AGE matters. Searching for alien life on planets orbiting older stars may be fruitless because they always become prohibitively hot or cold.

The search for life on other worlds has focused on planets in what’s known as the habitable zone – the ring around stars where it’s the right temperature for liquid water.

That has led some to target planets orbiting red dwarf stars, as their smaller size and cooler temperatures mean planets in the habitable zone are closer in, and so easier to spot.

But we should also look for planets whose stars are the right age, regardless of their size, say Shintaro Kadoya and Eiichi Tajika at the University of Tokyo, Japan.

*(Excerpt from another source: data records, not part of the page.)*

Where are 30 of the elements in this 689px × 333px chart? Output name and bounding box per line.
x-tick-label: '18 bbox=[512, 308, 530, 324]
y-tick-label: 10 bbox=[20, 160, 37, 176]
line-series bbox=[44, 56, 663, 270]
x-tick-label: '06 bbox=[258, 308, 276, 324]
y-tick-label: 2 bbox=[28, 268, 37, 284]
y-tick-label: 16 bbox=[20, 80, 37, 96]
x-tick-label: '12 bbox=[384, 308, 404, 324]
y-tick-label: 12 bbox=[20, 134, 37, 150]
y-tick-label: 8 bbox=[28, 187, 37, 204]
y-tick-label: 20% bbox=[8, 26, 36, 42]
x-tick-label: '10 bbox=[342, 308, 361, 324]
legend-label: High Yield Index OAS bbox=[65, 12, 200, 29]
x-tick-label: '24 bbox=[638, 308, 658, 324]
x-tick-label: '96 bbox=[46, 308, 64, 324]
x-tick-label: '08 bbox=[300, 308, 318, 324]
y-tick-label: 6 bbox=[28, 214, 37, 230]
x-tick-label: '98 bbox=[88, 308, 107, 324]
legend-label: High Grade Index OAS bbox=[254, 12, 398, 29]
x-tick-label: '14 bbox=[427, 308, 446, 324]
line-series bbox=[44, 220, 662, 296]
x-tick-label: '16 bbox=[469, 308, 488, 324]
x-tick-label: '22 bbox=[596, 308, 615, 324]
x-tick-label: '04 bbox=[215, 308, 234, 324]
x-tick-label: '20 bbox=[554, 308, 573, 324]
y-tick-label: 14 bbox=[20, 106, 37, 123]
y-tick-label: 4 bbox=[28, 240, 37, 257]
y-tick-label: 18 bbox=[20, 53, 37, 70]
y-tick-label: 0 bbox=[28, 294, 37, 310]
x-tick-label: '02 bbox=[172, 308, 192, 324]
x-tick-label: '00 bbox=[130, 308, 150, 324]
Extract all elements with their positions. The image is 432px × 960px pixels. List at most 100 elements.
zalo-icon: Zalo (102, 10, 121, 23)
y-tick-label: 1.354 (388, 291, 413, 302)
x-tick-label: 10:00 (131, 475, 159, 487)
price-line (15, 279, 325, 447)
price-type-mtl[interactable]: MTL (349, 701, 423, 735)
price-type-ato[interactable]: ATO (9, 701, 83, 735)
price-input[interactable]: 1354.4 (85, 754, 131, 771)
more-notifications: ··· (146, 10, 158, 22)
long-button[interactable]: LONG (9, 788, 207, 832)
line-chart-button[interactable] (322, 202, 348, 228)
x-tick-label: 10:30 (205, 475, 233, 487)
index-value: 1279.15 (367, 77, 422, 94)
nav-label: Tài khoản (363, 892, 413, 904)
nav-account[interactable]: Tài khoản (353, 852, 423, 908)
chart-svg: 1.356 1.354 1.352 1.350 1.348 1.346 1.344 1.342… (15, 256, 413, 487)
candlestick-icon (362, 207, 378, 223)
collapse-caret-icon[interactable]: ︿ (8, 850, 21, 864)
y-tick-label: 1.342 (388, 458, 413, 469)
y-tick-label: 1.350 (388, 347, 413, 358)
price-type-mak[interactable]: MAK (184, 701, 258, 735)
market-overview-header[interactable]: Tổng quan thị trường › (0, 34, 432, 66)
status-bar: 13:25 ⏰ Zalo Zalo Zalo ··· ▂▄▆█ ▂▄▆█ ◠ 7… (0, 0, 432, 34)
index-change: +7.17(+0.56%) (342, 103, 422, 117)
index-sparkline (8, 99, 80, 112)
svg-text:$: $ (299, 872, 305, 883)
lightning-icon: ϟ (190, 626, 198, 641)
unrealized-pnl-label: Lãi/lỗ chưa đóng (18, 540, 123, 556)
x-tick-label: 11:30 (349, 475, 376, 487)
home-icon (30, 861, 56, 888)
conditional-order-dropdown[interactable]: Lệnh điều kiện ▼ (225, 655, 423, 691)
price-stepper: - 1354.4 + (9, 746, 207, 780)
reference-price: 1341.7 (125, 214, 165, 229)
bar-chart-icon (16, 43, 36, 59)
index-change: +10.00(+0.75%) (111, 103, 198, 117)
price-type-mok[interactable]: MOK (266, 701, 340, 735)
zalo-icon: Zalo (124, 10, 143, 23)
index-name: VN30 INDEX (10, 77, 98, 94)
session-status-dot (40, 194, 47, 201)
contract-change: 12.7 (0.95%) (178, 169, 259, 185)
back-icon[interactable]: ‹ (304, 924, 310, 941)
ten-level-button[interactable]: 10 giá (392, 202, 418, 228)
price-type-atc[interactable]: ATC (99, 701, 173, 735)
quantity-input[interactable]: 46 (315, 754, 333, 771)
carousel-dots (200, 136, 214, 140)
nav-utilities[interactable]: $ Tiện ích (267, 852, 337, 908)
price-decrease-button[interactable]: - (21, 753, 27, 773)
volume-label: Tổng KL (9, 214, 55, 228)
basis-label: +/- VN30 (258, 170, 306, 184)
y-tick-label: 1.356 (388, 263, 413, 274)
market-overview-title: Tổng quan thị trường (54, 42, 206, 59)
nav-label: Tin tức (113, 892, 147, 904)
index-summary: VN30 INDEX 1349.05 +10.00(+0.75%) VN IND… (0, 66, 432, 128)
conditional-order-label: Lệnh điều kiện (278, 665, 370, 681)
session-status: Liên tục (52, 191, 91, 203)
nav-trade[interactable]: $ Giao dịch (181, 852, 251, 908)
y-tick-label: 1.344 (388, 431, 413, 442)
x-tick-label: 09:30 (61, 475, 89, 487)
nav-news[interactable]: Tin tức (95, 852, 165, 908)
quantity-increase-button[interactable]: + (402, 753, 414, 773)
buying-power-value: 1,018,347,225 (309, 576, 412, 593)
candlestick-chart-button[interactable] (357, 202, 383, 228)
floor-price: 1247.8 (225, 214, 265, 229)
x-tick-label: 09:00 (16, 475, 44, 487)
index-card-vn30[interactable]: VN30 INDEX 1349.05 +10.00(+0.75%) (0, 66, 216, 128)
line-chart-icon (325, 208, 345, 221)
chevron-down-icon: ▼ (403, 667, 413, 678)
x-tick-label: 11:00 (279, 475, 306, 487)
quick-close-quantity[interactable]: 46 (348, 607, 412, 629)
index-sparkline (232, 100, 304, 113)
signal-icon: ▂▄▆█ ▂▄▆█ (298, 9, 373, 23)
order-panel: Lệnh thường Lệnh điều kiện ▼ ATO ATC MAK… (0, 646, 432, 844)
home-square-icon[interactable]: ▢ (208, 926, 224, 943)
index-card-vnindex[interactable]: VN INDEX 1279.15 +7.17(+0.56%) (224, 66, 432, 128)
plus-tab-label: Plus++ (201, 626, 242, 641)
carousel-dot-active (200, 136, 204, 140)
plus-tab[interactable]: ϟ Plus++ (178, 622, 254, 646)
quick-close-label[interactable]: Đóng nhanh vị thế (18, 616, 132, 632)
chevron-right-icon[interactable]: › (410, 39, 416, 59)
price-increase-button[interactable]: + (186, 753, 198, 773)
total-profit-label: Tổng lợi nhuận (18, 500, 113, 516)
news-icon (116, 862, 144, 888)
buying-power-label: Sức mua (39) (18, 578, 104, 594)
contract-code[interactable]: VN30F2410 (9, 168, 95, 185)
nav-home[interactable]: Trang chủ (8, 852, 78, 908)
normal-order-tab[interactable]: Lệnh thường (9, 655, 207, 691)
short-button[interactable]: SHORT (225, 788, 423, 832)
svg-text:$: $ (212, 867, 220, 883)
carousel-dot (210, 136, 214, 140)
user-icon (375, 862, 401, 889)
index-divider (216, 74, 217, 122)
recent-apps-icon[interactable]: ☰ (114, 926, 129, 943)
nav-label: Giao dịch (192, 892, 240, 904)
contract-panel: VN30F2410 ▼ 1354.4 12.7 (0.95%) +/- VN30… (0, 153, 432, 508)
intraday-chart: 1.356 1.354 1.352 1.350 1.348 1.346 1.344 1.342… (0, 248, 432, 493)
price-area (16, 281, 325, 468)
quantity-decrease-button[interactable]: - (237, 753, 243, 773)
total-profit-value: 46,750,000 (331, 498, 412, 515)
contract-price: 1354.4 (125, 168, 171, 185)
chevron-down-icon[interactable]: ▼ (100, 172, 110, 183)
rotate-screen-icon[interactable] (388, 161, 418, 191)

Because stars grow brighter with age, planets at the inner edge of the habitable zone enter a “runaway greenhouse mode”, in which their oceans boil away. Meanwhile, planets at the outer edge lose heat-trapping gases from their atmospheres as volcanic activity decreases, so they enter an ice-covered “snowball state”. Kadoya and Tajika built a model of how planets heat or cool over time, and found that both fates set in after about 3 billion years (Astrophysical Journal Letters, doi.org/bm27).

The findings have implications for planned exoplanet missions that will target red dwarf stars. Smaller stars don’t actually provide life-friendly environments for any longer than sun-sized stars, says Kadoya.